Recently, I wrote about how qualitative research plays a role in market research that big data and social listening will have a difficult time replacing. This month, I’ll discuss how to best use Qualitative Research so that it helps generate new thinking that guides future plans versus big data results which, by their nature, focus on past behaviors.
I recently observed a series of focus groups for a client that insisted the moderator religiously follow the discussion guide. Every question in the guide needed to be asked in the order prescribed and, once a round of responses was gathered, the moderator was asked to move on to the next question without delay. The moderator wanted to explore certain responses at a deeper level and probe responses that didn’t appear to be immediately relevant to the question asked but was redirected by the client in between sessions until he acquiesced and read the discussion guide like a script. In the end, the client got their questions answered, but I feel a huge opportunity was lost. No room was left for the unexpected. The groups were not allowed to reveal anything that was outside the client’s frame of reference.
The problem with adhering so closely to a qualitative discussion guide is that it limits the possible results to those that fit within the client’s preconceived worldview. For example, if you’re exploring what customers want from their next auto purchase and have a battery (no pun intended) of questions about fuel efficiency, performance, quality and design, you’ll get back results that fit within your expectations, but the results will box you in to only consider results that you had preconceived going into the research session. I’m not advocating for a qualitative free-for-all but rather recommending leaving room for surprises and deeper insights.
Another request that was recently made on a qualitative project was to record responses and tally them up in a spreadsheet to produce charts with percentages of respondents responding in certain ways. This is problematic for two reasons -- firstly, qualitative research rarely achieves statistically stable base sizes and secondly, responses to open ended qualitative questions have a lot of ‘noise’ in them that can be misleading without the interpretation of a qualified moderator. While it’s possible to ask open ended questions in quantitative research and accurately code the responses, the results are more stable because the quant environment is more controlled with no chance of answers being affected by responses given by others.

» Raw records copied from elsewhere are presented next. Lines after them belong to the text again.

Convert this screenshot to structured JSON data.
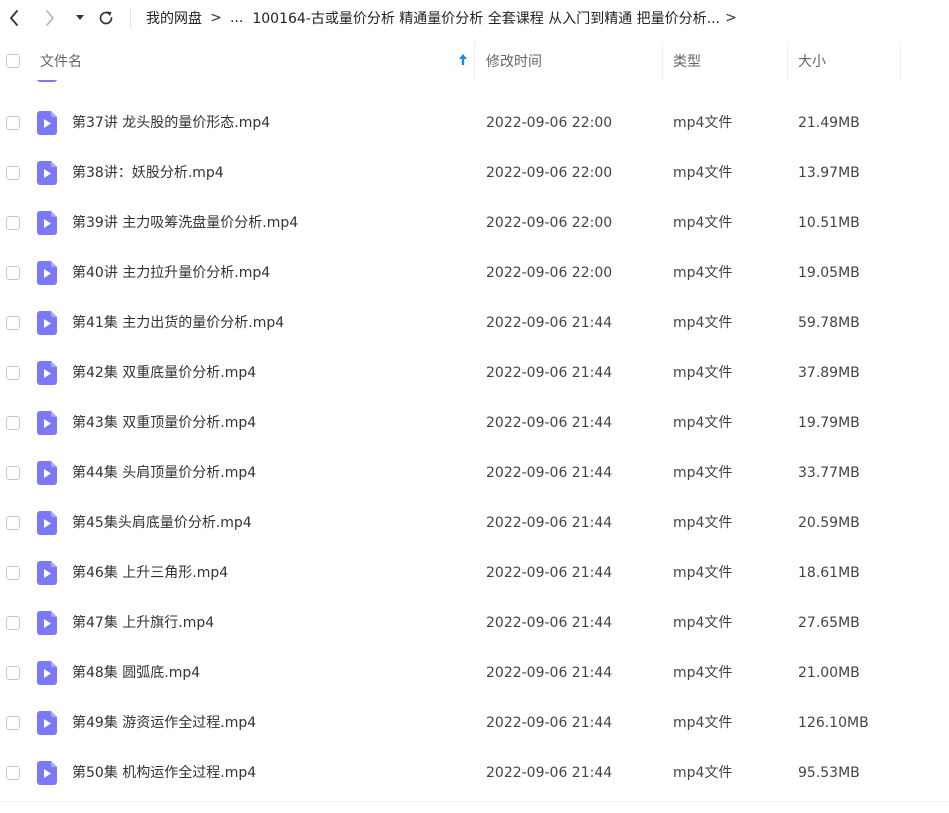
{
  "nav": {
    "back_icon": "chevron-left-icon",
    "forward_icon": "chevron-right-icon",
    "dropdown_icon": "caret-down-icon",
    "refresh_icon": "refresh-icon"
  },
  "breadcrumb": {
    "root": "我的网盘",
    "separator": ">",
    "ellipsis": "...",
    "current": "100164-古或量价分析 精通量价分析 全套课程 从入门到精通 把量价分析...",
    "trailing_separator": ">"
  },
  "header": {
    "name": "文件名",
    "modified": "修改时间",
    "type": "类型",
    "size": "大小",
    "sort_icon": "sort-ascending-arrow-icon"
  },
  "colors": {
    "file_icon": "#7b79f5",
    "sort_arrow": "#1e88e5"
  },
  "files": [
    {
      "name": "第37讲 龙头股的量价形态.mp4",
      "modified": "2022-09-06 22:00",
      "type": "mp4文件",
      "size": "21.49MB"
    },
    {
      "name": "第38讲：妖股分析.mp4",
      "modified": "2022-09-06 22:00",
      "type": "mp4文件",
      "size": "13.97MB"
    },
    {
      "name": "第39讲 主力吸筹洗盘量价分析.mp4",
      "modified": "2022-09-06 22:00",
      "type": "mp4文件",
      "size": "10.51MB"
    },
    {
      "name": "第40讲 主力拉升量价分析.mp4",
      "modified": "2022-09-06 22:00",
      "type": "mp4文件",
      "size": "19.05MB"
    },
    {
      "name": "第41集 主力出货的量价分析.mp4",
      "modified": "2022-09-06 21:44",
      "type": "mp4文件",
      "size": "59.78MB"
    },
    {
      "name": "第42集 双重底量价分析.mp4",
      "modified": "2022-09-06 21:44",
      "type": "mp4文件",
      "size": "37.89MB"
    },
    {
      "name": "第43集 双重顶量价分析.mp4",
      "modified": "2022-09-06 21:44",
      "type": "mp4文件",
      "size": "19.79MB"
    },
    {
      "name": "第44集 头肩顶量价分析.mp4",
      "modified": "2022-09-06 21:44",
      "type": "mp4文件",
      "size": "33.77MB"
    },
    {
      "name": "第45集头肩底量价分析.mp4",
      "modified": "2022-09-06 21:44",
      "type": "mp4文件",
      "size": "20.59MB"
    },
    {
      "name": "第46集 上升三角形.mp4",
      "modified": "2022-09-06 21:44",
      "type": "mp4文件",
      "size": "18.61MB"
    },
    {
      "name": "第47集 上升旗行.mp4",
      "modified": "2022-09-06 21:44",
      "type": "mp4文件",
      "size": "27.65MB"
    },
    {
      "name": "第48集 圆弧底.mp4",
      "modified": "2022-09-06 21:44",
      "type": "mp4文件",
      "size": "21.00MB"
    },
    {
      "name": "第49集 游资运作全过程.mp4",
      "modified": "2022-09-06 21:44",
      "type": "mp4文件",
      "size": "126.10MB"
    },
    {
      "name": "第50集 机构运作全过程.mp4",
      "modified": "2022-09-06 21:44",
      "type": "mp4文件",
      "size": "95.53MB"
    }
  ]
}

Quantitative research is designed to produce binary “yes/no”, “go/no-go” answers. Qualitative research is designed to make you think. The desire for all research to clearly reveal the answer of what to do next is understandable. It’s easier to make a decision if you have some research that unequivocally points to it. However, reading qualitative results as if they were quantitative is dangerous in that the results may not be representative of the larger population. Qualitative results are meant to reveal underlying attitudes and motivations that perhaps weren’t considered by the marketing team, but these findings cannot be taken at face value -- they need to be interpreted to determine how they relate to brand strategy.
Understanding the benefits and limitations of qualitative research is critical. Teams that properly interpret qualitative results are better able to take advantage of the power of qualitative research and get at deeper insights that lead to game-changing strategy decisions. Checking off boxes on a discussion guide yields safe, unexciting results that may help the company make it through the next sales quarter but will ultimately dead-end when fresh ideas are exhausted.